Until recently, little attention has been paid to late effects after breast cancer treatment by the health care system these women attend. In a recent US study including 801 breast cancer patients, two thirds of the patients did not express unmet needs for supportive care after treatment, but the remaining third reported more than five unmet needs upon completion of treatment, and for 60% of these patients the situation did not improve after six months [Citation58].

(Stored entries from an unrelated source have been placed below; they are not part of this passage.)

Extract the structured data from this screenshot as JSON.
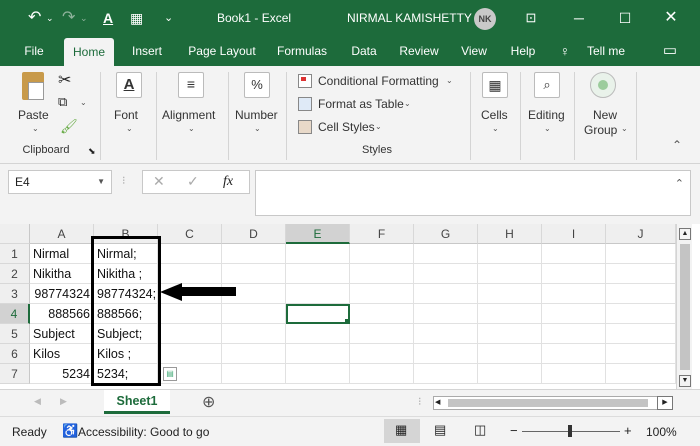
{
  "titlebar": {
    "undo_icon": "undo-icon",
    "redo_icon": "redo-icon",
    "doc_title": "Book1 - Excel",
    "user_name": "NIRMAL KAMISHETTY",
    "user_initials": "NK",
    "accent": "#1d6b3b"
  },
  "tabs": {
    "file": "File",
    "home": "Home",
    "insert": "Insert",
    "page_layout": "Page Layout",
    "formulas": "Formulas",
    "data": "Data",
    "review": "Review",
    "view": "View",
    "help": "Help",
    "tell_me": "Tell me"
  },
  "ribbon": {
    "paste": "Paste",
    "clipboard": "Clipboard",
    "font": "Font",
    "alignment": "Alignment",
    "number": "Number",
    "conditional_formatting": "Conditional Formatting",
    "format_as_table": "Format as Table",
    "cell_styles": "Cell Styles",
    "styles": "Styles",
    "cells": "Cells",
    "editing": "Editing",
    "new_group_line1": "New",
    "new_group_line2": "Group"
  },
  "formula_bar": {
    "name_box": "E4",
    "fx": "fx",
    "formula": ""
  },
  "grid": {
    "columns": [
      "A",
      "B",
      "C",
      "D",
      "E",
      "F",
      "G",
      "H",
      "I",
      "J"
    ],
    "rows": [
      "1",
      "2",
      "3",
      "4",
      "5",
      "6",
      "7"
    ],
    "selected_cell": "E4",
    "col_a": [
      "Nirmal",
      "Nikitha",
      "98774324",
      "888566",
      "Subject",
      "Kilos",
      "5234"
    ],
    "col_b": [
      "Nirmal;",
      "Nikitha ;",
      "98774324;",
      "888566;",
      "Subject;",
      "Kilos ;",
      "5234;"
    ]
  },
  "sheets": {
    "active": "Sheet1"
  },
  "status": {
    "ready": "Ready",
    "accessibility": "Accessibility: Good to go",
    "zoom": "100%"
  }
}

There are several reasons for the lack of attention to persisting side effects of breast cancer treatment. Firstly, since the primary goal of the treatment has been to cure the patient, follow-up programs after treatment for breast cancer have focused mainly on the detection of recurrence [Citation59]. However, the Canadian guidelines for follow-up now recommend that psychosocial support should be encouraged and facilitated, that fatigue should be investigated, and that weight management, osteoporosis, and sexual functioning should be discussed [Citation60]. Secondly, there is a lack of evidence-based treatments or support programs to manage many of the problems the women are facing. Thirdly, the majority of the problems are outside the problem area normally dealt with by the oncologist, therefore requiring either additional training or introduction of new collaborators into the follow-up programs. Finally, increased rehabilitation efforts are likely to entail additional costs to the health care system. However, not doing anything to increase the quality of the rehabilitation efforts will also lead to substantial costs for the society due to increased morbidity, reduced ability to perform a fulltime job, and premature retirement from the workforce. In follow-up for recurrence, however, adherence to guidelines is associated with lower costs than non-guideline follow-up [Citation59].

Thus, there is a need to rethink our follow-up strategy. Firstly, tools, e.g. screening instruments, should be developed to help the treating physician to identify the women who are in need of rehabilitation efforts. Secondly, specific goals for rehabilitation should be formulated and implemented into national guidelines for follow-up. These guidelines should include programs which we already know are effective for specific side effects, e.g. physiotherapy for lymphedema. Thirdly, high priority should be directed towards research programs aiming at developing and testing new interventions for alleviating symptoms and side effects experienced by breast cancer survivors.

Declaration of interest: The authors report no conflicts of interest. The authors alone are responsible for the content and writing of the paper.